Князь даже пошатнулся от ее речей. Холодный пот выступил на его челе, и голова закружилась. Ведь всю свою душу он положил в любовь эту. Что жена? Что клятвы? Что геенна огненная? Он обрек себя на всякое мученье!
И князь со стоном повалился на колени и поднял руки. Боярыня тихо отодвинулась и скорбно покачала головою.
— Не убивайся, князь! Того ли убиваться, что от окаянства отступились, блудом не согрешили, беса не утешили? Радоваться тому надо! Каждому от Господа крест свой!
И речь ее полилась плавно, тягуче, зажурчала, что ручей.
Она говорила о своем окаянстве, о грехе, который всю жизнь замаливать теперь надо, о клятвопреступлении, разбитых сердцах и усталых душах.

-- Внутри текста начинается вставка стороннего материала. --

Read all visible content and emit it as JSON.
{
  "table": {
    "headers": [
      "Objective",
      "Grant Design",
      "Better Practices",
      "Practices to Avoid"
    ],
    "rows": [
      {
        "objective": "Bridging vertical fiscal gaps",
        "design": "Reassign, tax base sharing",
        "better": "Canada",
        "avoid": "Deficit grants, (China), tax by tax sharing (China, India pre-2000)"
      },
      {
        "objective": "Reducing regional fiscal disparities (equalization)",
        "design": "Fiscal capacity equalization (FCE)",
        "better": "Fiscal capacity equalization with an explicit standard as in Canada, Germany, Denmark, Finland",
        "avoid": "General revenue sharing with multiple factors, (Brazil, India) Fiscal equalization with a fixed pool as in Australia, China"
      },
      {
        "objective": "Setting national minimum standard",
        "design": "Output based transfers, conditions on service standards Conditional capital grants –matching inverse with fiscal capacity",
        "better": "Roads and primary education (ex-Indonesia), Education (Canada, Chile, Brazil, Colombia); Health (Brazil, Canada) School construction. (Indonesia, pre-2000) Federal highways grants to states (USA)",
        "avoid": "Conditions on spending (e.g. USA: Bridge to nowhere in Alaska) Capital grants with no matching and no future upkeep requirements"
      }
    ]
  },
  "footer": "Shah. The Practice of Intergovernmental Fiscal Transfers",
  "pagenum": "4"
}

И, слушая ее, Терентий понемногу проникся ее настроением, и ему стало больно и горестно за свое окаянство.
Истинно говорил про боярыню Борис Иванович после беседы с нею: «Насладился я паче меда и сота словес твоих душеполезных!»
А речь ее лилась. Она заговорила о новом времени, готовящем всем верным испытания за веру в Господа. Твердость нужна, чистота духовная, ибо грядет антихрист.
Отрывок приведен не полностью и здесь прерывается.